Vidal Arnau, Mengelers Marcel, Yang Shupeng, De Saeger Sarah, De Boevre Marthe
Laboratory of Food Analysis, Dept. of Bioanalysis, Faculty of Pharmaceutical Sciences, Ghent Univ., Ghent, Belgium.
Dept. of Food Safety, National Inst. of Public Health and the Environment, Bilthoven, The Netherlands.
Compr Rev Food Sci Food Saf. 2018 Sep;17(5):1127-1155. doi: 10.1111/1541-4337.12367. Epub 2018 Jul 6.
To date, the use of biomarkers has become generally accepted. Biomarker-driven research has been proposed as a successful method to assess the exposure to xenobiotics by using concentrations of the parent compounds and/or metabolites in biological matrices such as urine or blood. However, the identification and validation of biomarkers of exposure remain a challenge.

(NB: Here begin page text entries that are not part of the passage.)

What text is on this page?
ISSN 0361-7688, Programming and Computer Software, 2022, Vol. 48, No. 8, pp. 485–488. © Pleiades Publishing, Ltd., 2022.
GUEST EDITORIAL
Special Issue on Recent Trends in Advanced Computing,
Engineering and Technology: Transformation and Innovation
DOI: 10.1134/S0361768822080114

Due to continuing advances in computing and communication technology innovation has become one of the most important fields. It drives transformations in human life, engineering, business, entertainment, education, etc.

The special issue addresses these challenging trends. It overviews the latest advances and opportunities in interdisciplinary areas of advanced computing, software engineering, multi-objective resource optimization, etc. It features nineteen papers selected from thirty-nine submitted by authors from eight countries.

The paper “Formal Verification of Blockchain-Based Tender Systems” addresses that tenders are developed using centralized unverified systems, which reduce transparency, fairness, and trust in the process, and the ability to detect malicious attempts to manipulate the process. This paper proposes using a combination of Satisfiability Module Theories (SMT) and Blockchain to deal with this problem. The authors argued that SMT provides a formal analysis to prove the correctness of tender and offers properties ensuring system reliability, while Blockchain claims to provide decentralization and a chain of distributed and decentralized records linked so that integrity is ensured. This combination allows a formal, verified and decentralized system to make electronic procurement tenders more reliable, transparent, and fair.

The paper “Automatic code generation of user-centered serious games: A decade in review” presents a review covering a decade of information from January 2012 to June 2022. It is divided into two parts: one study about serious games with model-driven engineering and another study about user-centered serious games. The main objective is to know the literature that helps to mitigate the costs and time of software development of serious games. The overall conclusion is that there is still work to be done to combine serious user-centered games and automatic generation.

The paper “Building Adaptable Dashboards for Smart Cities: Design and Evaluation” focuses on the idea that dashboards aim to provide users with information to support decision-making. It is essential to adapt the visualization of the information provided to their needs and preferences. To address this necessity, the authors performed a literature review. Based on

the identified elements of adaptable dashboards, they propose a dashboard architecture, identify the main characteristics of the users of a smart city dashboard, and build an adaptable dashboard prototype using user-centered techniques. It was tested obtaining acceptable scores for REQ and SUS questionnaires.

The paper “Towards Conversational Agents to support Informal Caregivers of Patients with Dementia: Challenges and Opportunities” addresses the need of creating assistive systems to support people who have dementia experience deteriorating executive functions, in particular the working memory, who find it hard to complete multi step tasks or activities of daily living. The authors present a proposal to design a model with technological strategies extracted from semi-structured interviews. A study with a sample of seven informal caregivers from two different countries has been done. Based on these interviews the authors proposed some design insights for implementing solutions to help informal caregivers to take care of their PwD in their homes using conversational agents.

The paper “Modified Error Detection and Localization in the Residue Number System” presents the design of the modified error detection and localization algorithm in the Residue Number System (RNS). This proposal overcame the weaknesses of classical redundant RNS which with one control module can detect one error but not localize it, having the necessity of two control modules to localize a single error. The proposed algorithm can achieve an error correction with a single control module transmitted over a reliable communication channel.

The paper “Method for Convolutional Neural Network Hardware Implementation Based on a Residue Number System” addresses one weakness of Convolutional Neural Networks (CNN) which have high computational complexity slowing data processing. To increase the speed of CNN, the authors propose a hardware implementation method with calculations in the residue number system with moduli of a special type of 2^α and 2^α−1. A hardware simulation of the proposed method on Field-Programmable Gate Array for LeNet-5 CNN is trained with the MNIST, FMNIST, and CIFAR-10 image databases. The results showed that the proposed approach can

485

Recent advances in high-resolution mass spectrometry along with new analytical (post-acquisition data-mining) techniques will improve the quality and output of the biomarker identification process. Chronic or even acute exposure to mycotoxins remains a daily fact, and therefore it is crucial that the mycotoxins' metabolism is unravelled so more knowledge on biomarkers in humans and animals is acquired. This review aims to provide the scientific community with a comprehensive overview of reported in vitro and in vivo mycotoxin metabolism studies in relation to biomarkers of exposure for deoxynivalenol, nivalenol, fusarenon-X, T-2 toxin, diacetoxyscirpenol, ochratoxin A, citrinin, fumonisins, zearalenone, aflatoxins, and sterigmatocystin.
迄今为止,生物标志物的使用已被广泛接受。生物标志物驱动的研究已被提议作为一种通过检测生物基质(如尿液或血液)中母体化合物和/或代谢物的浓度来评估外源性物质暴露的成功方法。然而,暴露生物标志物的识别和验证仍然是一项挑战。高分辨率质谱技术的最新进展以及新的分析(采集后数据挖掘)技术将提高生物标志物识别过程的质量和产出。长期甚至急性接触霉菌毒素仍是日常现实,因此,弄清楚霉菌毒素的代谢过程,从而获取更多关于人和动物生物标志物的知识至关重要。本综述旨在为科学界提供一份关于已报道的体外和体内霉菌毒素代谢研究的全面概述,这些研究涉及脱氧雪腐镰刀菌烯醇、雪腐镰刀菌烯醇、镰刀菌烯酮-X、T-2毒素、二乙酰氧基雪腐镰刀菌烯醇、赭曲霉毒素A、桔青霉素、伏马菌素、玉米赤霉烯酮、黄曲霉毒素和杂色曲霉素的暴露生物标志物。